So what I am to understand is that the schools who pick very expensive books are not doing it because they have to do so. In fact, they are deliberately fleecing their students and their families because if some don't they are opting in.
Guess who will NOT be getting any donations anytime soon :/
No. Colleges do not pick class textbooks, the instructor does. *Sometimes* when an instructor insists on the very newest version of a very expensive textbook, there may be self-interest at work if the instructor wrote or edited part of it, but it depends a lot on the field. STEM fields require teaching the latest techniques, and you won't find those in old books, so unless some scientist has recently taken the time to write a free one, it's likely going to cost you.
Humanities and social sciences disciplines often still use paper books, or offer a choice of paper or ebook. Which makes sense, because
Wuthering Heights, or Upton Sinclair's
The Jungle is pretty much the same whether your copy is 20 years old or 20 days old.
However ... there is a movement in US higher ed (that has been spearheaded by librarians, actually) that is encouraging the use of open-source instructional materials in higher ed wherever possible. Sometimes that's a free virtual textbook written by the department or the instructor, and sometimes it's something created as a non-profit project by some scholarly group somewhere in the world. If your school doesn't encourage them, it should. (Schools, often through the Library's purchasing power, may also buy a multi-seat license to online textbook versions, and provide them at no extra charge to students as part of their tuition costs.)

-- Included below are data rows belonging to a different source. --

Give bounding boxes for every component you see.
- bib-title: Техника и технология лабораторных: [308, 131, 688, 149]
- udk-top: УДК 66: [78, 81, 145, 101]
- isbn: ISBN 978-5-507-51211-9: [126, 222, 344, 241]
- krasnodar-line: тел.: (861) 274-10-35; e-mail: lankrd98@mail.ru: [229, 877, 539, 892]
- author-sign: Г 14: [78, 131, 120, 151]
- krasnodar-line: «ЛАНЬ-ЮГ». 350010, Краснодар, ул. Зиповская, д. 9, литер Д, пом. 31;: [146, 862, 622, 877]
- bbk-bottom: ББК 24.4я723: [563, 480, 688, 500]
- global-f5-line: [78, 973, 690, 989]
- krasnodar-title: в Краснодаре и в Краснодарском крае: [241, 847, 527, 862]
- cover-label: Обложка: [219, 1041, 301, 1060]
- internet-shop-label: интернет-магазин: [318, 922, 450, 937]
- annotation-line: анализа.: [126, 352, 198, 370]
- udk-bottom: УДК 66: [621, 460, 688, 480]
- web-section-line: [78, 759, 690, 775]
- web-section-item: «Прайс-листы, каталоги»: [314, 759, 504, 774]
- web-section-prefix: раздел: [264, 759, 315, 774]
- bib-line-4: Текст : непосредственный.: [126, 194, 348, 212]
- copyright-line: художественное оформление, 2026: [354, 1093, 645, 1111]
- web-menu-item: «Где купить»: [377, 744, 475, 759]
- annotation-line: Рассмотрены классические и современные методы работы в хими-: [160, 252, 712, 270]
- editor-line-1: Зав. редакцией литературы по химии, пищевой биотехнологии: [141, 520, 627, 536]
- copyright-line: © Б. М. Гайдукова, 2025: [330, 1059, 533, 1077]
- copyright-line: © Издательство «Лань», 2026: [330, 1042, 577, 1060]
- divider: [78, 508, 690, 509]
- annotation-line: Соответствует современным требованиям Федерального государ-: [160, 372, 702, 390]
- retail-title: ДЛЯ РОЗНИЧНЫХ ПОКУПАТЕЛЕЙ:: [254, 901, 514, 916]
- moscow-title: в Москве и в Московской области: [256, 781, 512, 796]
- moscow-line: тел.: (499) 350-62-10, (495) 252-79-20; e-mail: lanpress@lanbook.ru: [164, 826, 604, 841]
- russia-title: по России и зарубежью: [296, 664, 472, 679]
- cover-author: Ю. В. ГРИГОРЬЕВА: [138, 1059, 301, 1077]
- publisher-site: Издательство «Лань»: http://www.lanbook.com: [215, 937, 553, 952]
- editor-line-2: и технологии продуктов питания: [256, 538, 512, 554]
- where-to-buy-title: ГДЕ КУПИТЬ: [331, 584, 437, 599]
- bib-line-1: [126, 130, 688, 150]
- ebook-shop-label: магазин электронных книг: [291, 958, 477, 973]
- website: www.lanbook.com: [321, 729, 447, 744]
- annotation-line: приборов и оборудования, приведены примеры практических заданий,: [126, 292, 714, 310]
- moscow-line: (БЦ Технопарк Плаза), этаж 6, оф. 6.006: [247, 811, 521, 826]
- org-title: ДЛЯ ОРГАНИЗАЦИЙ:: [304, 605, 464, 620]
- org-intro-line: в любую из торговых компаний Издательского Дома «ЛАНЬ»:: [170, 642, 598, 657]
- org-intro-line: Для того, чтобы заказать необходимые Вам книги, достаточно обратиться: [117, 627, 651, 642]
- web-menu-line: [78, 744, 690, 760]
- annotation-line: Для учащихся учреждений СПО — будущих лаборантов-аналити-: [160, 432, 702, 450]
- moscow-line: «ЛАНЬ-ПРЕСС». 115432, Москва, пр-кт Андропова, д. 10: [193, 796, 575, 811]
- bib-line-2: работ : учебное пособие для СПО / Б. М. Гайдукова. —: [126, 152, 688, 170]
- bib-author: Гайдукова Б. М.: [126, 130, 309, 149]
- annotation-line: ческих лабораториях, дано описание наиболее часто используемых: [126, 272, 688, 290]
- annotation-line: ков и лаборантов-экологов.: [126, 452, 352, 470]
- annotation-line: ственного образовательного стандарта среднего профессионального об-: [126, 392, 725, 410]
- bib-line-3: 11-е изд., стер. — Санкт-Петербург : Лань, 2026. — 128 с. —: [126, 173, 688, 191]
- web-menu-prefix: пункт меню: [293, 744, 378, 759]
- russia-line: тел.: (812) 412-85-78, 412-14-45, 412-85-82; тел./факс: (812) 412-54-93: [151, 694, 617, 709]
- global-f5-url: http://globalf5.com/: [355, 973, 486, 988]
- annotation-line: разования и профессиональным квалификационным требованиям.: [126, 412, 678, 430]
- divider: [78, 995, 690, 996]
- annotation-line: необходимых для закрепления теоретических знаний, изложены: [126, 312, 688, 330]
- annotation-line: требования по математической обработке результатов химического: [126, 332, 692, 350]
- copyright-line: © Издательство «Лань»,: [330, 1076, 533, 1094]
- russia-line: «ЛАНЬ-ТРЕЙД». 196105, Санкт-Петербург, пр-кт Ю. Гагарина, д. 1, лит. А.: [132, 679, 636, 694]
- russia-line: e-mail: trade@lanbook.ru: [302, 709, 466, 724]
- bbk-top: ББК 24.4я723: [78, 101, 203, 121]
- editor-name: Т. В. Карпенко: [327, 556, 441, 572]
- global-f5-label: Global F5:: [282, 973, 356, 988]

If your student is in a discipline that requires new books to keep up with new technology & practices, and your college does not embrace the concept of open-source instructional materials, brace yourself for the concept of the dreaded
Access Code. The Code is actually a single-use limited-time seat license to access the supporting data and exercises that go with a commercially published textbook, whether you buy a paper copy or not. So, in many cases you can spend more buying a used book, because the code is only good for a finite period of time once activated. It usually comes with a new book at no extra charge, but constitutes an extra fee that must be paid if you purchased the book from someone other than the publisher. (DS attends a private high school, and we usually do not get books provided by the school. This year her high-school textbooks were $400, mostly used, but her social studies book, a new edition with a code, was almost $300 by itself.)